Steven Yates / Métro Denis Villeneuve.

Pour les hordes de fidèles qui attendaient cette suite, l’attente est presque terminée. Le Blade Runner 2049 de Denis Villeneuve sera présenté le 3 octobre à Los Angeles, et le lendemain à Montréal, en ouverture du FNC. Un événement, qui a «participé directement à sa cinéphilie», pour lequel le réalisateur québécois a une grande affection. «Un festival curieux, singulier, qui prend des risques.» Comme lui-même en a pris en s’attaquant à l’un des films les plus cultes de tous les temps.

En 2013, Denis Villeneuve a sorti Enemy. Et Prisonners. Coup sur coup. En 2015, c’était au tour de Sicario. En 2016, Arrival (on n’écrira pas «est arrivé»). Comme si la série n’était pas encore assez étoilée, en 2017, là, paraît Blade Runner 2049.

Au risque de faire état d’une totale évidence : quand même. Quel parcours in-cro-ya-ble. Lui qui a grandi en tant qu’amoureux de science-fiction, qui rêvait d’en faire, en a mis en scène deux œuvres, dos à dos. Toutes deux montées par Joe Walker, qui avait aussi monté Sicario. D’ailleurs, que les fidèles de l’original n’aient crainte. Ce montage final est le seul et le dernier. Contrairement au Blade Runner réalisé par Ridley Scott et sorti sur les écrans en 1982, il n’y aura pas plusieurs versions. Il s’agit, ici, du «director’s cut».
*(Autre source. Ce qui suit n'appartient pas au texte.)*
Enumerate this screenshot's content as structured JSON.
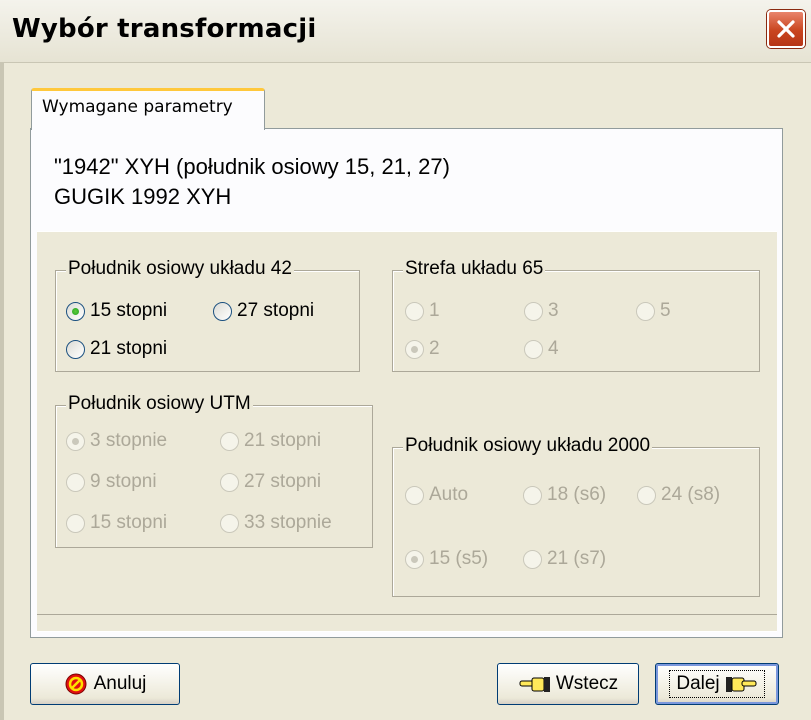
{
  "window": {
    "title": "Wybór transformacji"
  },
  "tabs": [
    {
      "label": "Wymagane parametry",
      "active": true
    }
  ],
  "description": [
    "\"1942\" XYH (południk osiowy 15, 21, 27)",
    "GUGIK 1992 XYH"
  ],
  "groups": {
    "meridian42": {
      "legend": "Południk osiowy układu 42",
      "enabled": true,
      "options": [
        {
          "label": "15 stopni",
          "checked": true
        },
        {
          "label": "27 stopni",
          "checked": false
        },
        {
          "label": "21 stopni",
          "checked": false
        }
      ]
    },
    "zone65": {
      "legend": "Strefa układu 65",
      "enabled": false,
      "options": [
        {
          "label": "1",
          "checked": false
        },
        {
          "label": "3",
          "checked": false
        },
        {
          "label": "5",
          "checked": false
        },
        {
          "label": "2",
          "checked": true
        },
        {
          "label": "4",
          "checked": false
        }
      ]
    },
    "utm": {
      "legend": "Południk osiowy UTM",
      "enabled": false,
      "options": [
        {
          "label": "3 stopnie",
          "checked": true
        },
        {
          "label": "21 stopni",
          "checked": false
        },
        {
          "label": "9 stopni",
          "checked": false
        },
        {
          "label": "27 stopni",
          "checked": false
        },
        {
          "label": "15 stopni",
          "checked": false
        },
        {
          "label": "33 stopnie",
          "checked": false
        }
      ]
    },
    "system2000": {
      "legend": "Południk osiowy układu 2000",
      "enabled": false,
      "options": [
        {
          "label": "Auto",
          "checked": false
        },
        {
          "label": "18 (s6)",
          "checked": false
        },
        {
          "label": "24 (s8)",
          "checked": false
        },
        {
          "label": "15 (s5)",
          "checked": true
        },
        {
          "label": "21 (s7)",
          "checked": false
        }
      ]
    }
  },
  "buttons": {
    "cancel": {
      "label": "Anuluj",
      "icon": "stop-icon"
    },
    "back": {
      "label": "Wstecz",
      "icon": "hand-pointing-left-icon"
    },
    "next": {
      "label": "Dalej",
      "icon": "hand-pointing-right-icon"
    }
  },
  "colors": {
    "accent": "#ffc83c",
    "close": "#c9451f",
    "disabled_text": "#aca899"
  }
}
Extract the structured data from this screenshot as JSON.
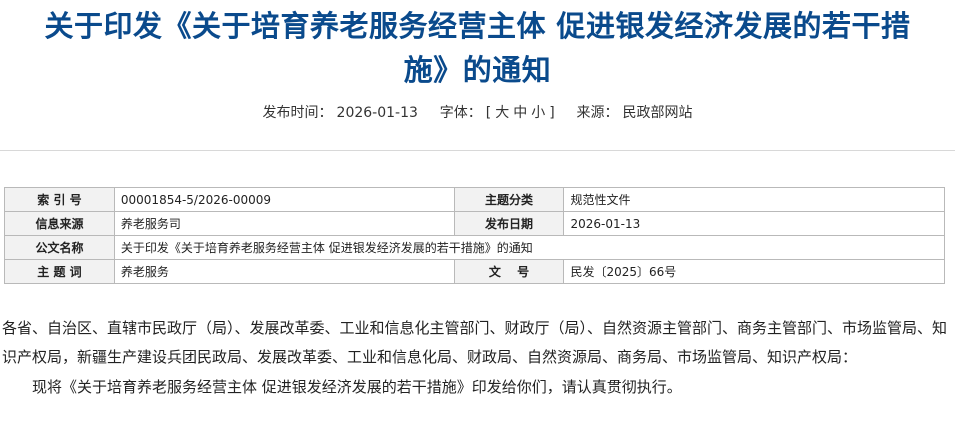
{
  "article": {
    "title_line1": "关于印发《关于培育养老服务经营主体 促进银发经济发展的若干措",
    "title_line2": "施》的通知"
  },
  "meta": {
    "publish_label": "发布时间：",
    "publish_date": "2026-01-13",
    "font_label": "字体：",
    "bracket_open": "[",
    "font_large": "大",
    "font_medium": "中",
    "font_small": "小",
    "bracket_close": "]",
    "source_label": "来源：",
    "source_value": "民政部网站"
  },
  "info_table": {
    "rows": [
      {
        "k1": "索 引 号",
        "v1": "00001854-5/2026-00009",
        "k2": "主题分类",
        "v2": "规范性文件"
      },
      {
        "k1": "信息来源",
        "v1": "养老服务司",
        "k2": "发布日期",
        "v2": "2026-01-13"
      },
      {
        "k1": "公文名称",
        "v1": "关于印发《关于培育养老服务经营主体 促进银发经济发展的若干措施》的通知"
      },
      {
        "k1": "主 题 词",
        "v1": "养老服务",
        "k2": "文　 号",
        "v2": "民发〔2025〕66号"
      }
    ]
  },
  "body": {
    "addressee": "各省、自治区、直辖市民政厅（局）、发展改革委、工业和信息化主管部门、财政厅（局）、自然资源主管部门、商务主管部门、市场监管局、知识产权局，新疆生产建设兵团民政局、发展改革委、工业和信息化局、财政局、自然资源局、商务局、市场监管局、知识产权局：",
    "paragraph1": "现将《关于培育养老服务经营主体 促进银发经济发展的若干措施》印发给你们，请认真贯彻执行。"
  }
}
Et les premières critiques de ce «cut» baignent toutes dans les mêmes eaux : chef- d’œuvre, meilleur que l’original, hallucinant.
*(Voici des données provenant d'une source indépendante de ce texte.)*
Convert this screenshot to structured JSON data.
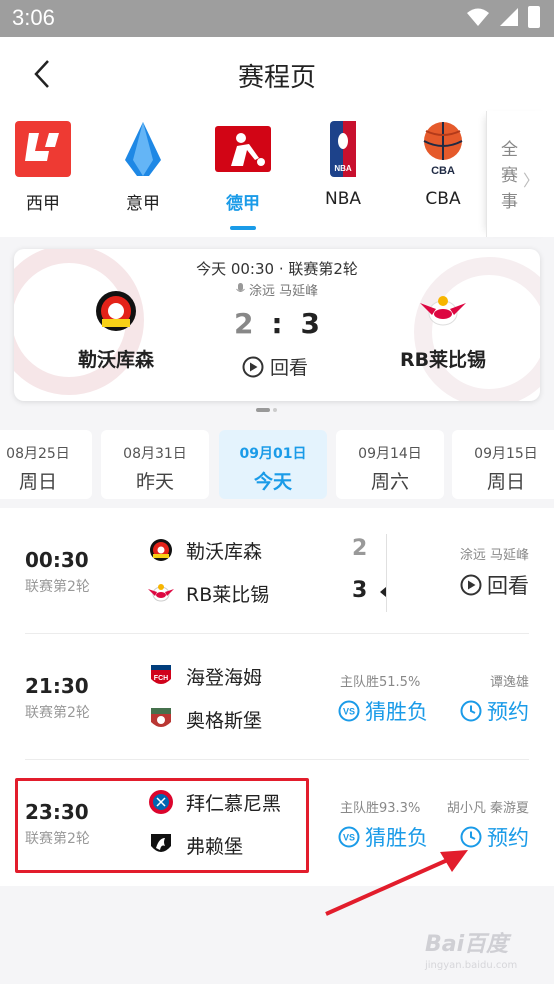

À l’horaire du réalisateur québécois, il y a déjà l’adaptation de Dune. Les rumeurs veulent aussi qu’il soit pressenti pour un biopic sur Cléopâtre. Daniel Craig a déclaré que ça lui plairait bien s’il réalisait le futur James Bond. Mais avant, Blade Runner.

Quand on demande s’il se souvient du moment précis où il a appris qu’il allait réaliser cette suite, le cinéaste de 49 ans sourit avec, toujours, humilité. «C’est-à-dire que c’était à moi de décider si je disais oui ou non. J’avais adoré le scénario, mais il y avait des choses dedans que… En fait, je suis arrivé avec des conditions. C’est un peu absurde, je sais, mais en m’embarquant dans ce projet, je ne pouvais pas faire de concessions. J’allais tout risquer. Et tant qu’à tout risquer, je voulais y aller à fond la caisse.» Allons-y.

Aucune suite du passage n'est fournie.